Social Editor and Staff Writer

clockJul 22 2020, 00:01 UTC

And they look blimmin' marvellous. 

A new study published in the Journal of the Royal Society Interface saw British and Spanish researchers take a deep dive into the combs of Tetragonula, a stingless bee from Southeast Asia and Australia, to understand how, without some sort of comb blueprint, these animals could so consistently create these complex structures. They found that the bizarre spiral shape of their nests, which have long been a source of confusion for scientists, are crafted in a pattern that is similar at a molecular level to crystal development. Using mathematical modeling, they were able to simulate the comb’s construction and concluded that the bees only needed to glean information from their local environment to create the overall structure in a way that mirrors the behavior of molecules in a crystal.

Tetragonula bees build impressive combs made up of terraces stacked on top of one another, which  spiral outwards in a fashion that appears far too refined to have been improvised by insects. The edge of each terrace is built upon by worker bees who craft a new cell, which is then stuffed with an egg and sealed shut before the bee goes on to repeat the process. The end result is a spectacular comb that exhibits spirals, double spirals, and bullseye-shape patterns within its architecture.

Those hula hoop looking things are new cells waiting to be filled with an egg and sealed shut. Elke Haege

The researchers noticed the comb’s shape was similar to the natural growth of crystals, which are also made up of three-dimensional patterns with spirals and target patterns. While it’s known that bees are highly social animals and capable of communicating messages, it seemed a stretch to imagine that the enormous creations were the result of bees working to a blueprint. They hypothesized that chemical signals could be another way in which the worker bees were being directed, but wanted to test if there were limitations to the structure’s survival, which meant the bees would naturally come to the design without instruction from higher up the construction line.

Using a model to investigate the comb’s development, they were able to identify limitations to the comb’s structural stability, which meant the worker bees needed to connect the new cells to at least two other existing cells, and where this wasn’t possible they moved along the comb. This way of mapping connections based on local information mirrors the way in which molecules behave in a crystal. The researchers say this comparison demonstrates how similar patterns can emerge in completely separate systems as complex structures are made up of links that only function if they adhere to simple rules of development.

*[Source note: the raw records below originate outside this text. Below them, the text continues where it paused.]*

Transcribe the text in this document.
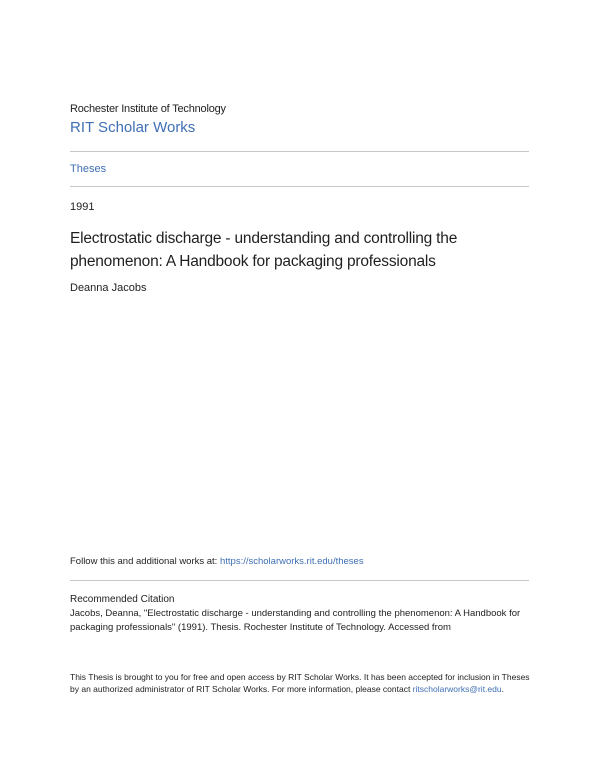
Rochester Institute of Technology
RIT Scholar Works
Theses
1991
Electrostatic discharge - understanding and controlling the phenomenon: A Handbook for packaging professionals
Deanna Jacobs
Follow this and additional works at: https://scholarworks.rit.edu/theses
Recommended Citation
Jacobs, Deanna, "Electrostatic discharge - understanding and controlling the phenomenon: A Handbook for packaging professionals" (1991). Thesis. Rochester Institute of Technology. Accessed from
This Thesis is brought to you for free and open access by RIT Scholar Works. It has been accepted for inclusion in Theses by an authorized administrator of RIT Scholar Works. For more information, please contact ritscholarworks@rit.edu.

The bees look at the structural integrity of existing cells to work out where to place new ones. Tim Heard

This structural limitation of the comb’s development meant that the bees were able to come to the overall design without the motivation of working to an end goal. The decision of the bees to attach a new cell wasn’t dictated by the desire to create a vast, spiraling structure but simply knowing where the best place was for that single cell. That said, I wonder if they ever go for a spin around the comb to gaze upon their architectural mastery.